Consider the integral $$ \int_{-\infty}^{+\infty} e^{ix} \, dx.$$
Integrating, we have $$\left[-ie^{ix}\vphantom{\frac11}\right]_{-\infty}^{+\infty},$$
and we need to evaluate the limits of $e^{ix}$ at ${-\infty}$ and ${+\infty}$ which, as far as I understand, do not exist since the function is oscillatory.
But if we now evaluate the integral using contour integration: $$ \oint_{-\infty}^{+\infty} e^{iz} \, dz.$$ Closing in the upper half plane, so that $e^{iz} = e^{ix}e^{-y} \rightarrow 0 $ as $y\rightarrow 0$, the contribution of the semi-circle to the contour goes to $0$, and we get that the integral is $0$.
What is the correct anwer and what is the reason of this inconsistency?
Matt Samuel's answer seems unclear because of what it omits. Following up on his comments: $$ \int_{-R}^R e^{ix}\,dx = \left[\frac{e^{ix}}{i}\right]_{-R}^R = \frac{e^{iR}-e^{-iR}}{i} = 2\sin R $$ and that does not approach a limit as $R\to\infty$; hence the value of the improper integral does not exist.
Since the function is an entire function, its integral along a closed curve is $0$. Consequently the integral of $x\mapsto e^{ix}$ along the semicircle centered at $0$ and of radius $R$ in the upper half-plane from $+R$ to $-R$ must be $-2\sin R$, and the limit of that as $R\to\infty$ does not exist.
It is argued that for $x,y$ real, $e^{i(x+iy)}\to 0$ as $y\to+\infty$ (which is true) and that therefore (and here's the mistake) the integral along the semicircle must go to $0$.

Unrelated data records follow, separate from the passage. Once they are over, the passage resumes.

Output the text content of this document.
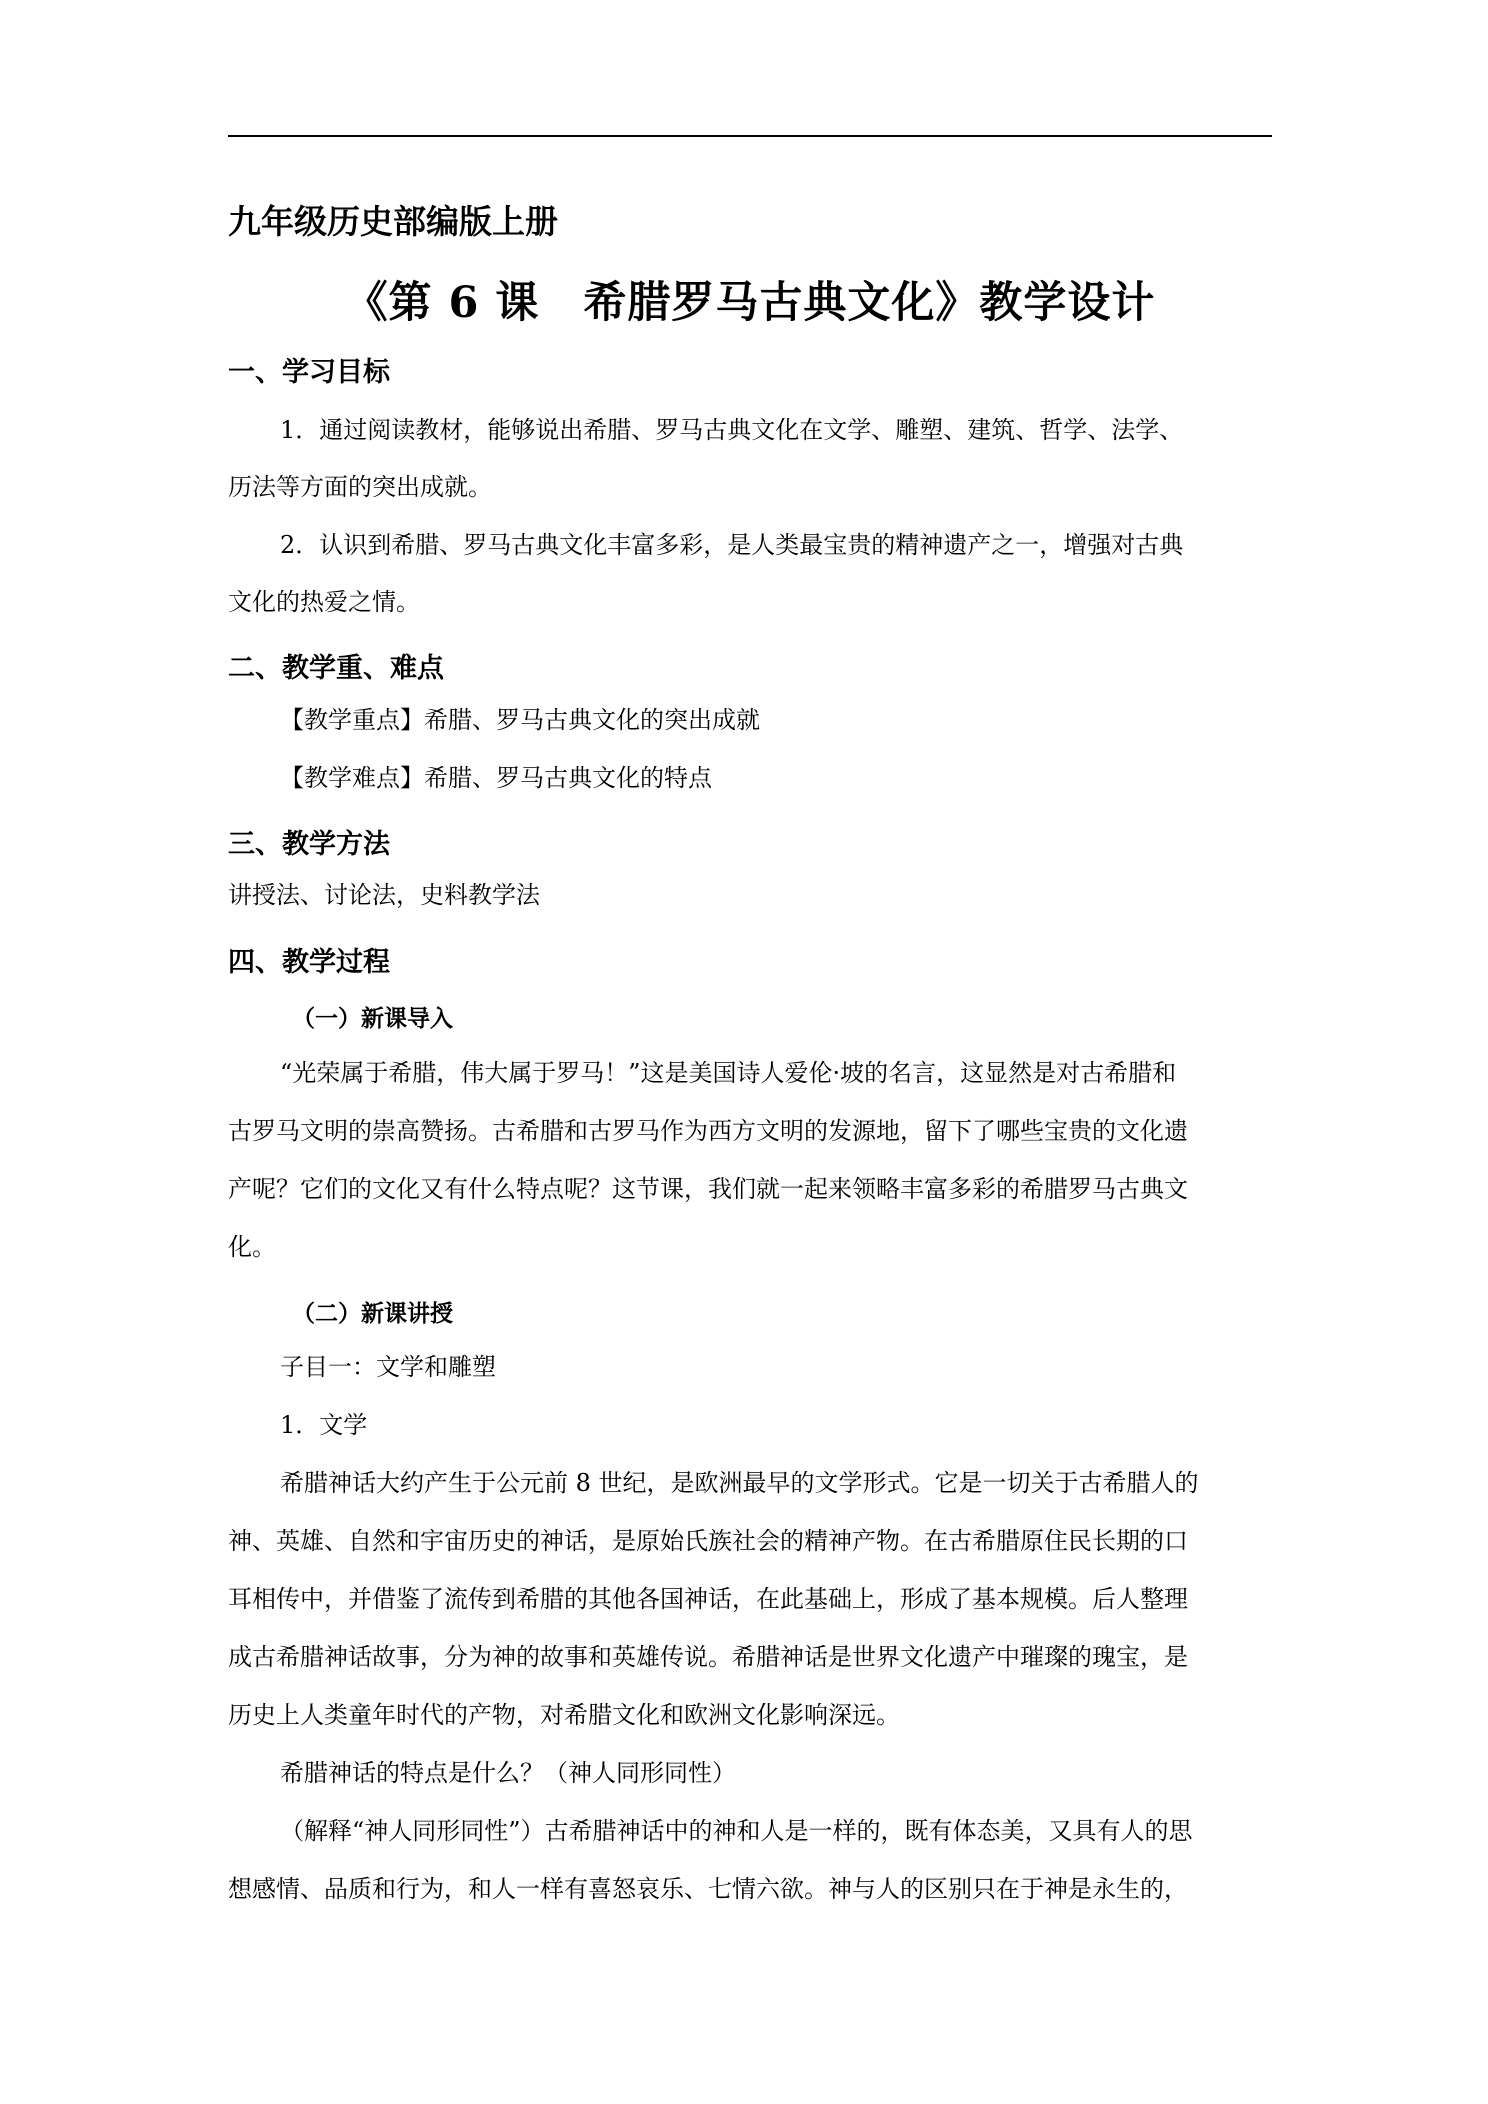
九年级历史部编版上册

《第 6 课　希腊罗马古典文化》教学设计

一、学习目标

1．通过阅读教材，能够说出希腊、罗马古典文化在文学、雕塑、建筑、哲学、法学、

历法等方面的突出成就。

2．认识到希腊、罗马古典文化丰富多彩，是人类最宝贵的精神遗产之一，增强对古典

文化的热爱之情。

二、教学重、难点

【教学重点】希腊、罗马古典文化的突出成就

【教学难点】希腊、罗马古典文化的特点

三、教学方法

讲授法、讨论法，史料教学法

四、教学过程

（一）新课导入

“光荣属于希腊，伟大属于罗马！”这是美国诗人爱伦·坡的名言，这显然是对古希腊和

古罗马文明的崇高赞扬。古希腊和古罗马作为西方文明的发源地，留下了哪些宝贵的文化遗

产呢？它们的文化又有什么特点呢？这节课，我们就一起来领略丰富多彩的希腊罗马古典文

化。

（二）新课讲授

子目一：文学和雕塑

1．文学

希腊神话大约产生于公元前 8 世纪，是欧洲最早的文学形式。它是一切关于古希腊人的

神、英雄、自然和宇宙历史的神话，是原始氏族社会的精神产物。在古希腊原住民长期的口

耳相传中，并借鉴了流传到希腊的其他各国神话，在此基础上，形成了基本规模。后人整理

成古希腊神话故事，分为神的故事和英雄传说。希腊神话是世界文化遗产中璀璨的瑰宝，是

历史上人类童年时代的产物，对希腊文化和欧洲文化影响深远。

希腊神话的特点是什么？（神人同形同性）

（解释“神人同形同性”）古希腊神话中的神和人是一样的，既有体态美，又具有人的思

想感情、品质和行为，和人一样有喜怒哀乐、七情六欲。神与人的区别只在于神是永生的，
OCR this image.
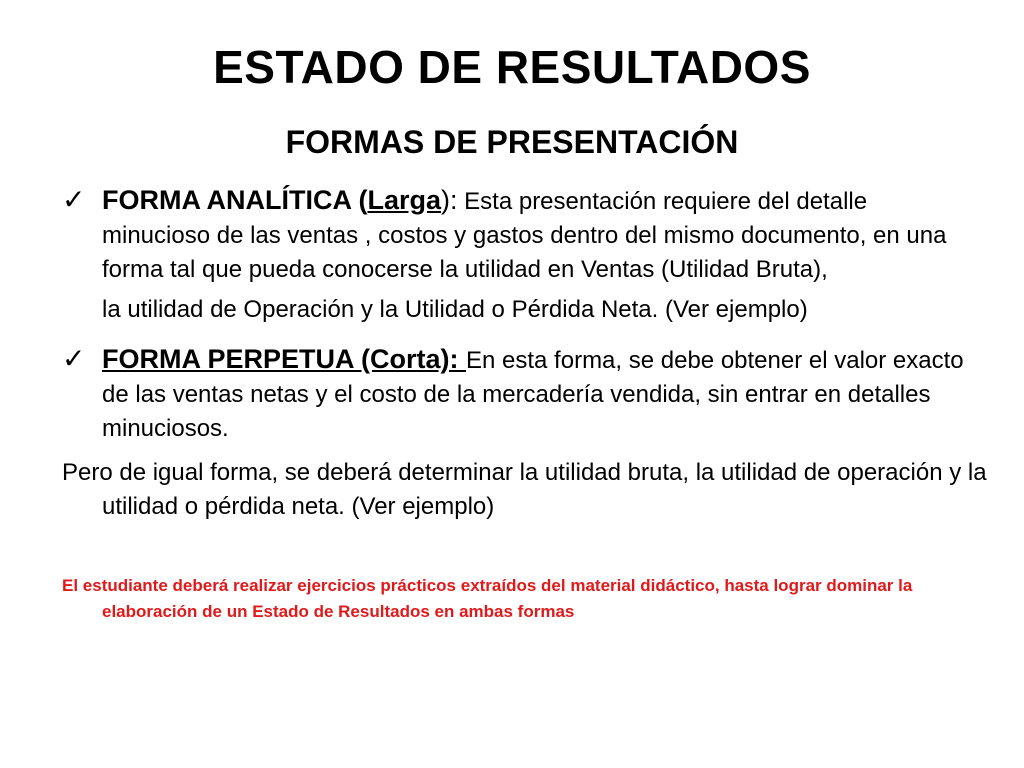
ESTADO DE RESULTADOS
FORMAS DE PRESENTACIÓN
✓ FORMA ANALÍTICA (Larga): Esta presentación requiere del detalle minucioso de las ventas , costos y gastos dentro del mismo documento, en una forma tal que pueda conocerse la utilidad en Ventas (Utilidad Bruta),
la utilidad de Operación y la Utilidad o Pérdida Neta. (Ver ejemplo)
✓ FORMA PERPETUA (Corta): En esta forma, se debe obtener el valor exacto de las ventas netas y el costo de la mercadería vendida, sin entrar en detalles minuciosos.
Pero de igual forma, se deberá determinar la utilidad bruta, la utilidad de operación y la utilidad o pérdida neta. (Ver ejemplo)
El estudiante deberá realizar ejercicios prácticos extraídos del material didáctico, hasta lograr dominar la elaboración de un Estado de Resultados en ambas formas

The question is then: What is wrong with that argument? Matt Samuel's answer in its present form does not address that.
Two things:
As the value of the function along the upper parts of the curve gets smaller, the curve gets longer. As the values go to $0$, they are multiplied by a length that goes to $\infty$, and when one quantity goes to $0$ as another goes to $\infty$, then their product may approach a finite positive number: for example $x\cdot\dfrac 1 x$ does that as $x\to+\infty$.
The values of the function at the parts of the curve that are close to the real axis do not go to $0$ as the curve grows.
If, for example, we could say that the values of a non-negative function $f_n$ are less than $1/n$ on the interval $[0,1]$ (which interval does not get longer as $n\to\infty$, then we can say that $\displaystyle \int_0^1 f_n(x)\,dx\to0$ as $n\to\infty$. But $$ \int_0^n \frac 1 n \,dx \text{ does not approach $0$ as } n\to\infty $$ despite the fact that $1/n\to0$ as $n\to\infty$. And $$ \int_0^1 \frac 1 {nx}\,dx\text{ does not approach $0$ as }n\to\infty $$ despite the fact that $1/(nx)\to0$ as $n\to\infty$ for each value of $x$. In this second example, the problem is that the function will always be large when $x$ is near $0$.